| name | workstation-aware-provider-orchestration |
| description | Plan and operate a Hermes-led control plane that routes AI provider work across workstations using quota urgency, machine readiness, GitHub issue gates, and a dispatch ledger. |
| version | 1.1.0 |
| author | Hermes Agent |
| tags | ["hermes","provider-routing","workstation-orchestration","quota-management","dispatch-ledger","github-issues"] |
| related_skills | ["agent-usage-optimizer","gh-work-planning","licensed-machine-prompt-orchestration","ace-linux-1-control-surface"] |
Workstation-Aware Provider Orchestration
Use this skill when the user wants Hermes to coordinate AI provider/model usage across multiple machines or workstations, especially when provider quota/credits are time-sensitive and work must still respect GitHub plan/approval gates.
Class of task
Design or operate a central AI workflow control plane that combines provider quota urgency, GitHub issue readiness, workstation availability, and safe dispatch prompts/ledgers.
When to use
- User asks Hermes to orchestrate Claude/Codex/Gemini or other providers across multiple machines.
- User wants one workstation to control most of the workflow while other workstations execute overflow work.
- Provider quota is expiring or underused and the user wants to burn it down safely.
- Work needs to be routed by
agent:*, machine:*, status:*, priority:*, cat:*, or domain:* labels.
- Cross-workstation execution must avoid git contention and preserve plan-first governance.
Default workspace-hub assumptions
ace-linux-1 is the primary Hermes/operator control-plane workstation for almost all AI workflow orchestration: provider usage decisions, queue review, prompt generation, dispatch ledger updates, GitHub state changes, and cross-workstation reconciliation.
ace-linux-1 is also the continuous user-facing control surface: this is where approvals, plan decisions, work approvals, and morning reconciliation happen even when background lanes continue elsewhere.

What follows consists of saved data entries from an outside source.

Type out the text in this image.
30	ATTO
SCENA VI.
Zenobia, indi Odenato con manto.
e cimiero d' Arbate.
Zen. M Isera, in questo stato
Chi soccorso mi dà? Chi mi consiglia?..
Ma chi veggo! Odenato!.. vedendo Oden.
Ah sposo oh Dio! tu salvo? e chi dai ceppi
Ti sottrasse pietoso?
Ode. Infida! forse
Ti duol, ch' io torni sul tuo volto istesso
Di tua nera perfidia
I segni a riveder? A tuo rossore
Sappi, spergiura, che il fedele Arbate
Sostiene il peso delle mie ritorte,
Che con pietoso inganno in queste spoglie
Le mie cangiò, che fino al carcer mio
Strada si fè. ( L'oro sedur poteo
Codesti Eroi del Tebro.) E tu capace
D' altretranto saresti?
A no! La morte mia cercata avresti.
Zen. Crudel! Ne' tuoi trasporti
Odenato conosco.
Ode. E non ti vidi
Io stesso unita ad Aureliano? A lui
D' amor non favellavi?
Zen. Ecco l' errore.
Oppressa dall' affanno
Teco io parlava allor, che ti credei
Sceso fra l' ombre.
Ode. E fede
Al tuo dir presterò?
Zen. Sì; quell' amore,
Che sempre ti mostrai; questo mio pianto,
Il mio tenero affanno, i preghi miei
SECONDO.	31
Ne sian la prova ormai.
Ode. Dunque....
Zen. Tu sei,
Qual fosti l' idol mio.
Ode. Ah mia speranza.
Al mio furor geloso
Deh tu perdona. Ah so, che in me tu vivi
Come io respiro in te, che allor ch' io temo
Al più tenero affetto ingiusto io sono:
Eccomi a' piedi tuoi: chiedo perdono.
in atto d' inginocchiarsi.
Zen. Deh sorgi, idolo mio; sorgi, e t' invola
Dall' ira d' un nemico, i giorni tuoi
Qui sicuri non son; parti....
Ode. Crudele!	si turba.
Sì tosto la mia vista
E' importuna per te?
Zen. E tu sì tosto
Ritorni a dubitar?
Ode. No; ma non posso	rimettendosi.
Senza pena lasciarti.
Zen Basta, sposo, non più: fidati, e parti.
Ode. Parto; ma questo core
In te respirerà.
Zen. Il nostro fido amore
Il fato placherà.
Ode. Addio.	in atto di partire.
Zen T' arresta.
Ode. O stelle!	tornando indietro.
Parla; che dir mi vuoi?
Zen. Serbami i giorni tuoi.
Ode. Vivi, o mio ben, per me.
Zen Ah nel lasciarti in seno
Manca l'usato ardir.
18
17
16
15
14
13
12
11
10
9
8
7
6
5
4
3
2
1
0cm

ace-linux-2 is the first overflow/execution worker node, not an equal peer control plane unless failover is explicitly chosen.
- Claude is best preserved for orchestration, planning, synthesis, and adversarial review.

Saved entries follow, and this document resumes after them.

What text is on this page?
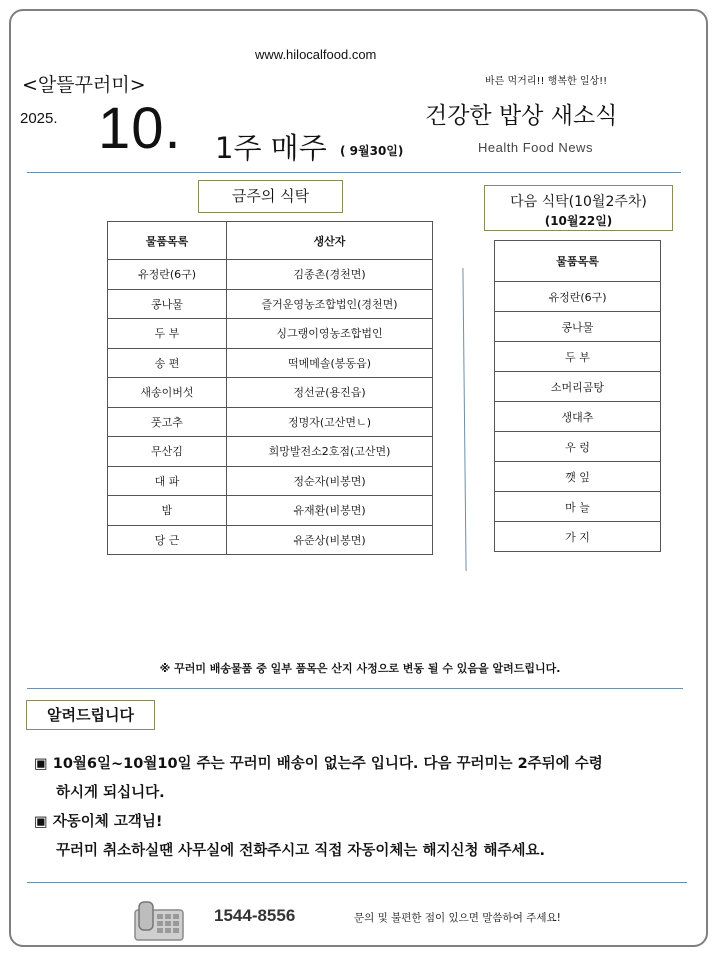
www.hilocalfood.com
<알뜰꾸러미>
2025. 10. 1주 매주 ( 9월30일)
바른 먹거리!! 행복한 일상!!
건강한 밥상 새소식
Health Food News
금주의 식탁	다음 식탁(10월2주차)
(10월22일)
물품목록	생산자
유정란(6구)	김종촌(경천면)
콩나물	즐거운영농조합법인(경천면)
두 부	싱그랭이영농조합법인
송 편	떡메메솔(봉동읍)
새송이버섯	정선균(용진읍)
풋고추	정명자(고산면ㄴ)
무산김	희망발전소2호점(고산면)
대 파	정순자(비봉면)
밤	유재환(비봉면)
당 근	유준상(비봉면)
물품목록
유정란(6구)
콩나물
두 부
소머리곰탕
생대추
우 렁
깻 잎
마 늘
가 지
※ 꾸러미 배송물품 중 일부 품목은 산지 사정으로 변동 될 수 있음을 알려드립니다.
알려드립니다
▣ 10월6일~10월10일 주는 꾸러미 배송이 없는주 입니다. 다음 꾸러미는 2주뒤에 수령
하시게 되십니다.
▣ 자동이체 고객님!
꾸러미 취소하실땐 사무실에 전화주시고 직접 자동이체는 해지신청 해주세요.
1544-8556	문의 및 불편한 점이 있으면 말씀하여 주세요!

- Codex is best for bounded implementation, tests, fixes, cleanup, and mechanical execution, especially when credits are expiring.
- Gemini is best for batched research, recon, risk enumeration, and architecture review where telemetry may be directional rather than exact.
- Continuous GTM objective: keep converting signals, approved repo work, and engineering outputs into client-ready material without crossing the engineering-evidence boundary.
Planning workflow
Check company/workstream routing before local execution
Before doing client/company ecosystem work, check whether that company has a designated dispatch surface and worker-machine route. If the work belongs to a specific company channel, keep intake/status there and route execution to the named workstation rather than defaulting to the current Hermes host. Example pattern from lng-a: the lng-a Telegram channel is the lng-a company-admin dispatch surface, and lng-a ecosystem execution should route to ace-linux-2; the current Hermes session remains the control/coordination surface only when explicitly asked.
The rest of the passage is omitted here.